Aujourd’hui, avec un deuxième trimestre 2023 largement entamé, il va falloir que le gouvernement consente une petite mise au point économique. Qu’est-ce qui a été réalisé à ce jour et à quoi nous devons nous attendre dans les tous prochains mois ?

Pour rappel, nous ne savons pas encore si les 9 milliards de dinars pour boucler le trou du budget 2022 ont été pourvus. Nous ne savons pas aussi si les montants prévus pour le cash transfert, soit dans l’ensemble près de 1,4 milliard de dinars répartis en 2 lots, une divers (bizarre) et l’autre pour couvrir la compensation, ont été attribués.
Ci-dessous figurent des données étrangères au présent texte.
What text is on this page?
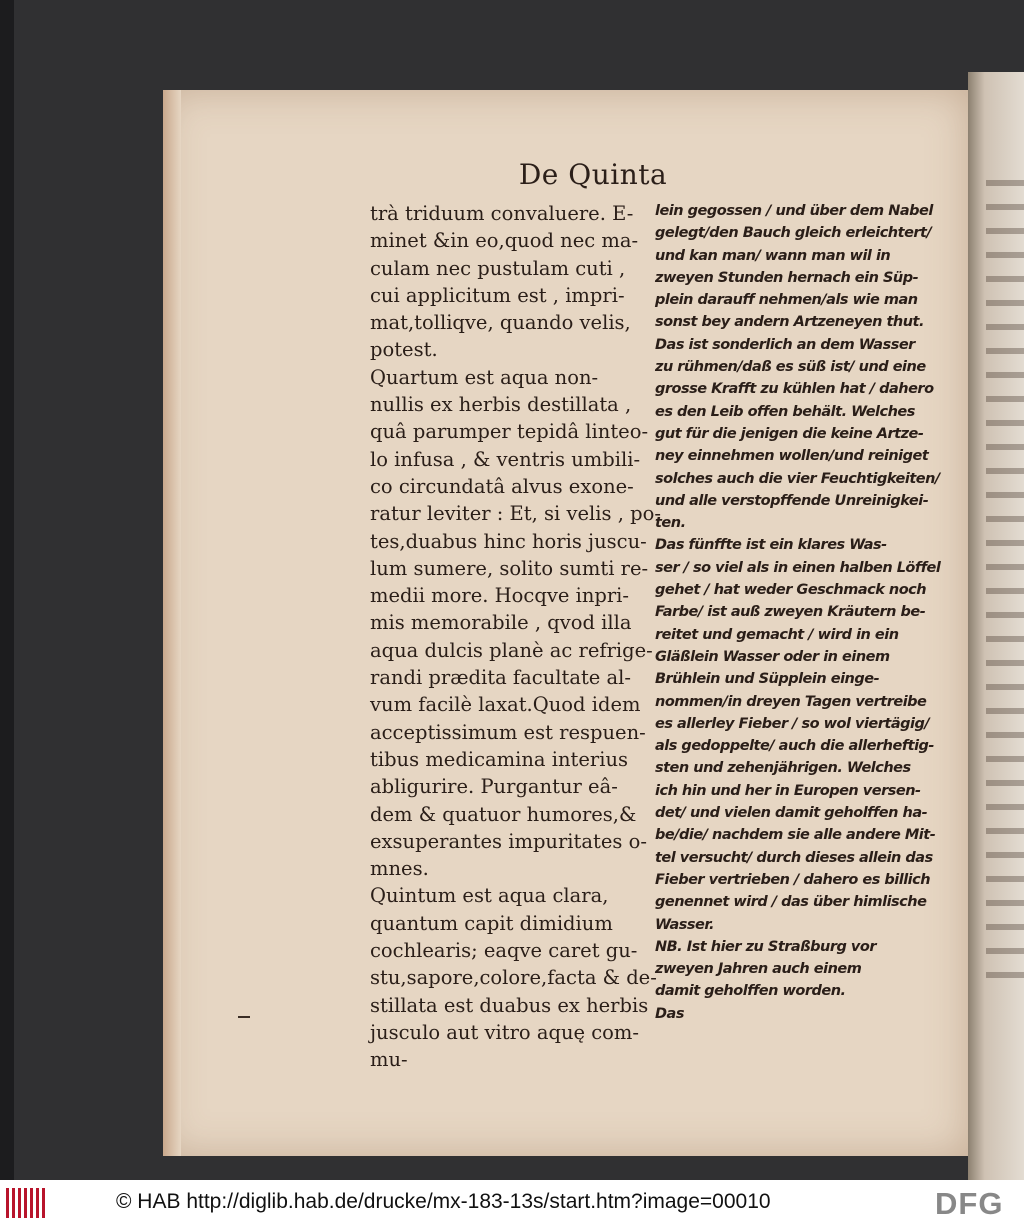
De Quinta
trà triduum convaluere. E-
minet &in eo,quod nec ma-
culam nec pustulam cuti ,
cui applicitum est , impri-
mat,tolliqve, quando velis,
potest.
Quartum est aqua non-
nullis ex herbis destillata ,
quâ parumper tepidâ linteo-
lo infusa , & ventris umbili-
co circundatâ alvus exone-
ratur leviter : Et, si velis , po-
tes,duabus hinc horis juscu-
lum sumere, solito sumti re-
medii more. Hocqve inpri-
mis memorabile , qvod illa
aqua dulcis planè ac refrige-
randi prædita facultate al-
vum facilè laxat.Quod idem
acceptissimum est respuen-
tibus medicamina interius
abligurire. Purgantur eâ-
dem & quatuor humores,&
exsuperantes impuritates o-
mnes.
Quintum est aqua clara,
quantum capit dimidium
cochlearis; eaqve caret gu-
stu,sapore,colore,facta & de-
stillata est duabus ex herbis
jusculo aut vitro aquę com-
mu-
lein gegossen / und über dem Nabel
gelegt/den Bauch gleich erleichtert/
und kan man/ wann man wil in
zweyen Stunden hernach ein Süp-
plein darauff nehmen/als wie man
sonst bey andern Artzeneyen thut.
Das ist sonderlich an dem Wasser
zu rühmen/daß es süß ist/ und eine
grosse Krafft zu kühlen hat / dahero
es den Leib offen behält. Welches
gut für die jenigen die keine Artze-
ney einnehmen wollen/und reiniget
solches auch die vier Feuchtigkeiten/
und alle verstopffende Unreinigkei-
ten.
Das fünffte ist ein klares Was-
ser / so viel als in einen halben Löffel
gehet / hat weder Geschmack noch
Farbe/ ist auß zweyen Kräutern be-
reitet und gemacht / wird in ein
Gläßlein Wasser oder in einem
Brühlein und Süpplein einge-
nommen/in dreyen Tagen vertreibe
es allerley Fieber / so wol viertägig/
als gedoppelte/ auch die allerheftig-
sten und zehenjährigen. Welches
ich hin und her in Europen versen-
det/ und vielen damit geholffen ha-
be/die/ nachdem sie alle andere Mit-
tel versucht/ durch dieses allein das
Fieber vertrieben / dahero es billich
genennet wird / das über himlische
Wasser.
NB. Ist hier zu Straßburg vor
zweyen Jahren auch einem
damit geholffen worden.
Das
© HAB http://diglib.hab.de/drucke/mx-183-13s/start.htm?image=00010	DFG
Le gouvernement a-t-il mis en place la plateforme pour gérer les subventions ? A-t-il fixé le nombre des bénéficiaires ? A-t-il établi un programme pour l’augmentation progressive des prix ? Sommes-nous dans l’établissement de la réalité des prix ?

Nombreux sont ceux qui s’insurgent contre le « diktat du FMI » alors que le plan des réformes a été proposé par l’Etat tunisien dont le ministre de l’Economie, Samir Saïed, a, à plusieurs reprises, nié disposer d’un plan B pour remplacer le recours au FMI.
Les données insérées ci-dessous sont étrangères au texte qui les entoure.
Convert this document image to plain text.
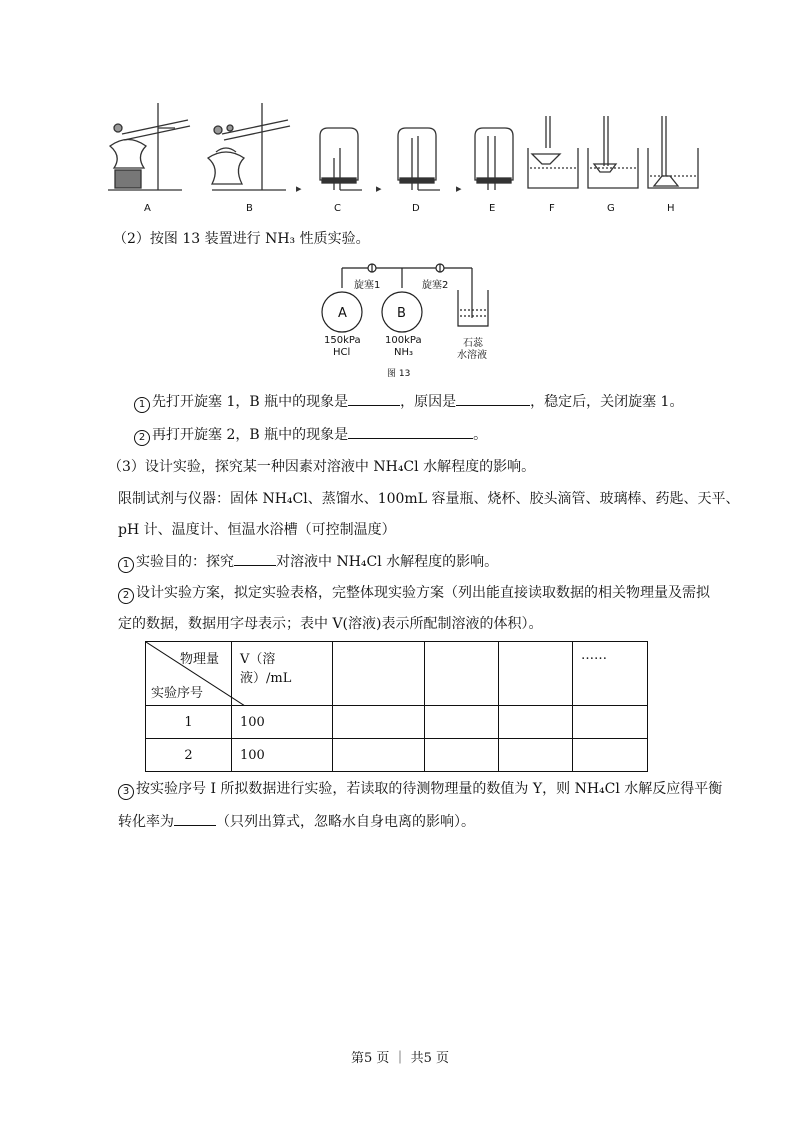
▸	▸	▸
A	B	C	D	E	F	G	H
（2）按图 13 装置进行 NH₃ 性质实验。
旋塞1	旋塞2
A	B
150kPa
HCl
100kPa
NH₃
石蕊
水溶液
图 13
1 先打开旋塞 1，B 瓶中的现象是	，原因是	，稳定后，关闭旋塞 1。
2 再打开旋塞 2，B 瓶中的现象是	。
（3）设计实验，探究某一种因素对溶液中 NH₄Cl 水解程度的影响。
限制试剂与仪器：固体 NH₄Cl、蒸馏水、100mL 容量瓶、烧杯、胶头滴管、玻璃棒、药匙、天平、
pH 计、温度计、恒温水浴槽（可控制温度）
1 实验目的：探究	对溶液中 NH₄Cl 水解程度的影响。
2 设计实验方案，拟定实验表格，完整体现实验方案（列出能直接读取数据的相关物理量及需拟
定的数据，数据用字母表示；表中 V(溶液)表示所配制溶液的体积）。
物理量
实验序号	V（溶液）/mL				……
1	100				
2	100				
3 按实验序号 I 所拟数据进行实验，若读取的待测物理量的数值为 Y，则 NH₄Cl 水解反应得平衡
转化率为	（只列出算式，忽略水自身电离的影响）。
第5 页 ｜ 共5 页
Ce n’est pas la fuite en avant ou les demi-mesures qui sauveront le pays ou le libéreront de l’endettement extérieur. Aujourd’hui, plus que jamais dans un climat politique délétère, la Tunisie, attaquée de toutes parts au national -par les loosers politiques- et à l’international -par leurs alliés floués ou intéressés-, a besoin d’un langage de vérité et d’un discours rassembleur et courageux, positif loin des clichés et du diatribe populiste et axé sur l’engagement des réformes, le retour de la confiance et l’incitation au travail.

Le président pourra-t-il, saura-t-il le faire ?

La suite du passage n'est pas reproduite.